Ten years after the death of renowned Afro-Brazilian artist, activist, scholar and poet Abdias Nascimento (1914-2011), a two-year project will bring his legacy to Brazil’s most popular contemporary sculpture park. The collaboration will introduce the Museu de Arte Negra (Black Art Museum) to a wider public and expand on Nascimento’s legacy.

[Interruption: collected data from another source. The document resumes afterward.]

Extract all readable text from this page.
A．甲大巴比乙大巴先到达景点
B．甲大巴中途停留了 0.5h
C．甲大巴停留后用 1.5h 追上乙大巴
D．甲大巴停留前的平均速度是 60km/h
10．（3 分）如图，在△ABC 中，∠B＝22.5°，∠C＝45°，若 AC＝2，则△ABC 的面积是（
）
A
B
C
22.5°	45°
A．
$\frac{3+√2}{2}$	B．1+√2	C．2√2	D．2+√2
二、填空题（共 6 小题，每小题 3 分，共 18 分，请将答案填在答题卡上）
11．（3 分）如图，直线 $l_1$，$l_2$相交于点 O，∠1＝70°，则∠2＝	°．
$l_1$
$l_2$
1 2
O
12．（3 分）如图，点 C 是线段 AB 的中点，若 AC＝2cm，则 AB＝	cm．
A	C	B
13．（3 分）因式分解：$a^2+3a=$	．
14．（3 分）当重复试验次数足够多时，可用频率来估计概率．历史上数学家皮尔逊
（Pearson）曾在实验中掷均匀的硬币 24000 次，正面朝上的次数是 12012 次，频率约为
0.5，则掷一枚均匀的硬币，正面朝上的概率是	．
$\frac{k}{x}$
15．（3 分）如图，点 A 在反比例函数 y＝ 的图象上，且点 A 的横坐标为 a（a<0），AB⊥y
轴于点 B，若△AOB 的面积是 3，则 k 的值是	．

“Abdias Nascimento and Black Art Museum” is a joint project between Institute Inhotim and the Institute for Afro-Brazilian Research and Studies (IPEAFRO). “There was no unilateral decision, but a consensus between the two institutions,” says Douglas de Freitas, curator of Inhotim. Beginning this month and through December 2023, the Black Art Museum (which ultimately hopes to secure a permanent home) will reside within Inhotim’s gallery spaces, with a series of exhibitions divided into four acts.
The collaboration opened with the Abdias Nascimento, Tunga and the Black Art Museum, which presents a dialogue between Nascimento and his longtime friend, the late Brazilian sculptor Tunga. “The idea in this first act is to explore the Black Art Museum and Nascimento’s work through Tunga, who is an extremely important artist in Inhotim’s collection,” de Freitas says. “Abdias Nascimento was longtime friends with the poet Gerardo Mello Mourão, Tunga's father, and Tunga grew up in contact with Nascimento and his work.”

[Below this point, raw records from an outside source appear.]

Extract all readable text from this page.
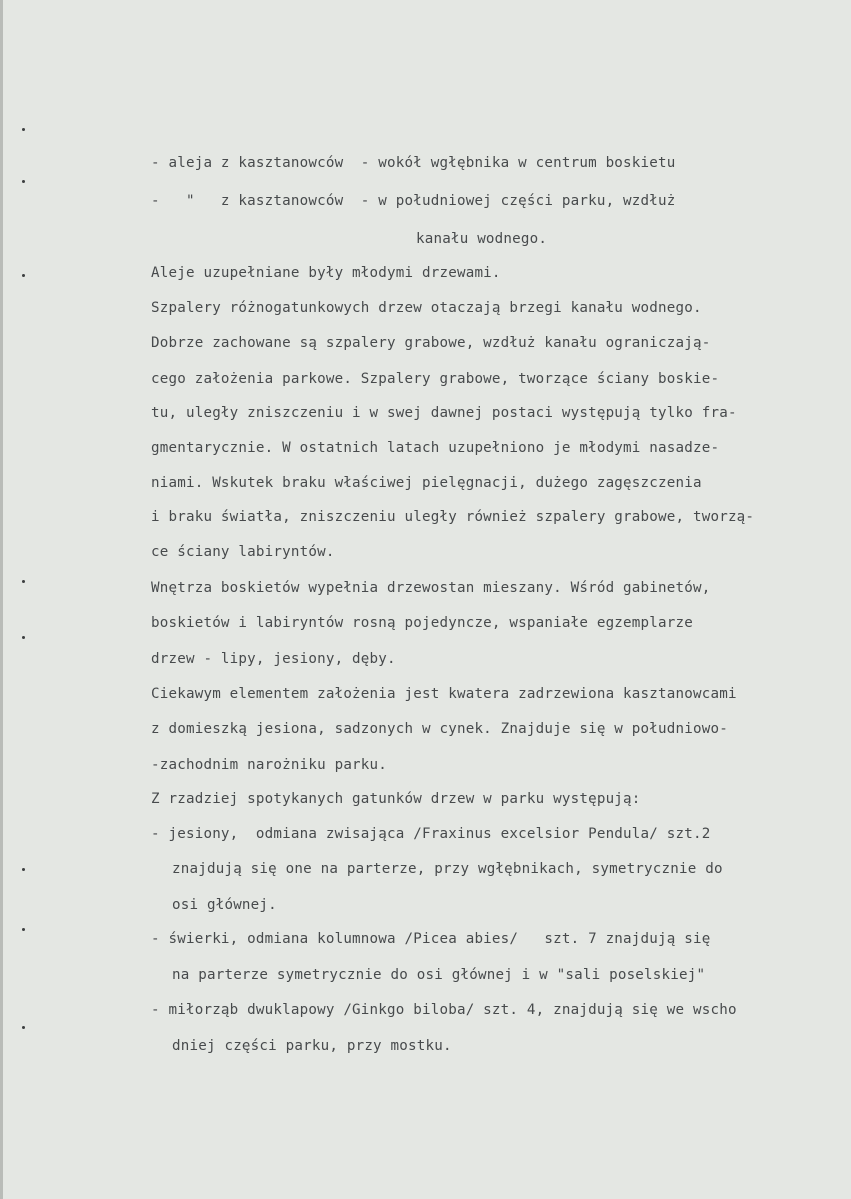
- aleja z kasztanowców  - wokół wgłębnika w centrum boskietu
-   "   z kasztanowców  - w południowej części parku, wzdłuż
kanału wodnego.
Aleje uzupełniane były młodymi drzewami.
Szpalery różnogatunkowych drzew otaczają brzegi kanału wodnego.
Dobrze zachowane są szpalery grabowe, wzdłuż kanału ograniczają-
cego założenia parkowe. Szpalery grabowe, tworzące ściany boskie-
tu, uległy zniszczeniu i w swej dawnej postaci występują tylko fra-
gmentarycznie. W ostatnich latach uzupełniono je młodymi nasadze-
niami. Wskutek braku właściwej pielęgnacji, dużego zagęszczenia
i braku światła, zniszczeniu uległy również szpalery grabowe, tworzą-
ce ściany labiryntów.
Wnętrza boskietów wypełnia drzewostan mieszany. Wśród gabinetów,
boskietów i labiryntów rosną pojedyncze, wspaniałe egzemplarze
drzew - lipy, jesiony, dęby.
Ciekawym elementem założenia jest kwatera zadrzewiona kasztanowcami
z domieszką jesiona, sadzonych w cynek. Znajduje się w południowo-
-zachodnim narożniku parku.
Z rzadziej spotykanych gatunków drzew w parku występują:
- jesiony,  odmiana zwisająca /Fraxinus excelsior Pendula/ szt.2
znajdują się one na parterze, przy wgłębnikach, symetrycznie do
osi głównej.
- świerki, odmiana kolumnowa /Picea abies/   szt. 7 znajdują się
na parterze symetrycznie do osi głównej i w "sali poselskiej"
- miłorząb dwuklapowy /Ginkgo biloba/ szt. 4, znajdują się we wscho
dniej części parku, przy mostku.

Paintings, photographs, drawings, prints and installations are being exhibited in the shows “in addition to a rich collection of documents that tells parts of Brazilian culture, with Black people as protagonists,” says Deri Andrade, Inhotim’s assistant curator. The first act is an overview of the aesthetic and thematic connections between Tunga’s and Nascimento’s work, the second and third acts will be expansive presentations of the Black Art Museum’s collection and the fourth act will be a comprehensive exhibition focused on Nascimento’s work.